Hands-on For Seconds
Creates the opportunity for a known-fast side-channel attack, such as the CIA’s “Sonic Screwdriver” exploiting PCIe/Thunderbolt DMA. Or for a stealthy hardware implant, such as the NSA’s Firewalk ethernet jack shim, or an ATM skimmer. Example: Airport security (TSA in the USA) handles a laptop passing through security.
Hands-on For Minutes
Expands the opportunity to slower side-channel attacks, and much more stealthy implants. There may be sufficient time to open the case, and implant something internally, though definitely not for soldering. There is probably an (unillustrated) distinction between hands-on out of sight of the hardware owner, versus in-sight. Example: Airport security (TSA in USA) selects an individual for “enhanced” screening, and separates them from their laptop for some minutes.
Hands-on For Hours
The classic Evil Maid attack, for hardware left unattended in an assumed-safe location such as a hotel room, at home, or an office, or separated from the owner such as at border control for a “suspicious person.” Hours ensures that any case can be opened, and (de)soldering can happen, with the limitation of portable tools only.
Hands-on For Days
An interdiction attack, such as the NSA TAO implants on Cisco routers.
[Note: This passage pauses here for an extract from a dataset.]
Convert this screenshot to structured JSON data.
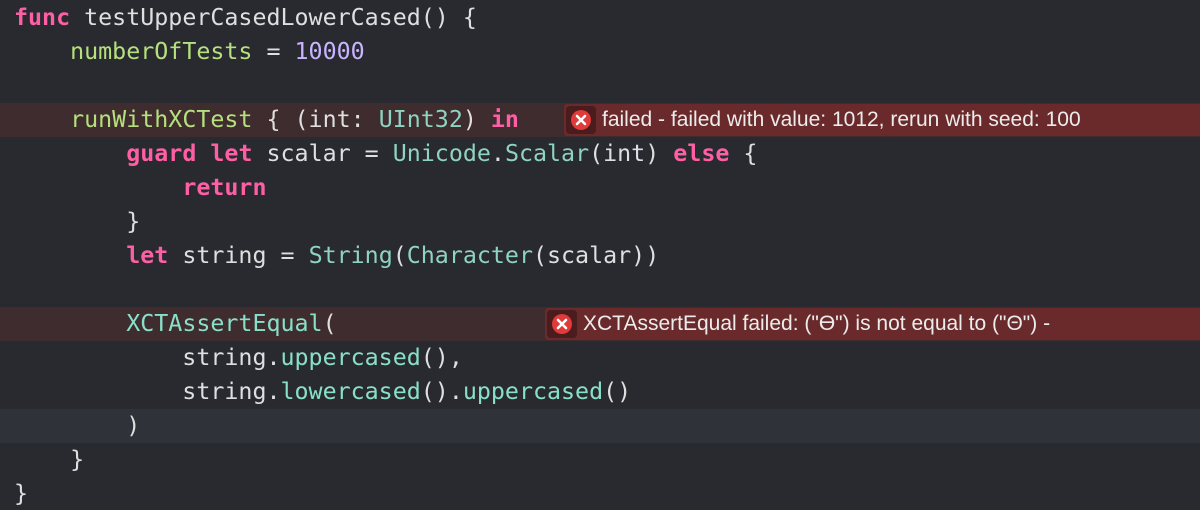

More expense and secrecy risk is incurred due to the facilities and number of people involved, but much finer grained (de)soldering is possible.
Unlimited Time (Supply Chain)
Fully invisible implants sandwiched between layers of circuit board are now possible.
But with this revelation, if you have an affected SSD, and you are running Windows, then losing such a laptop may now be a reportable event.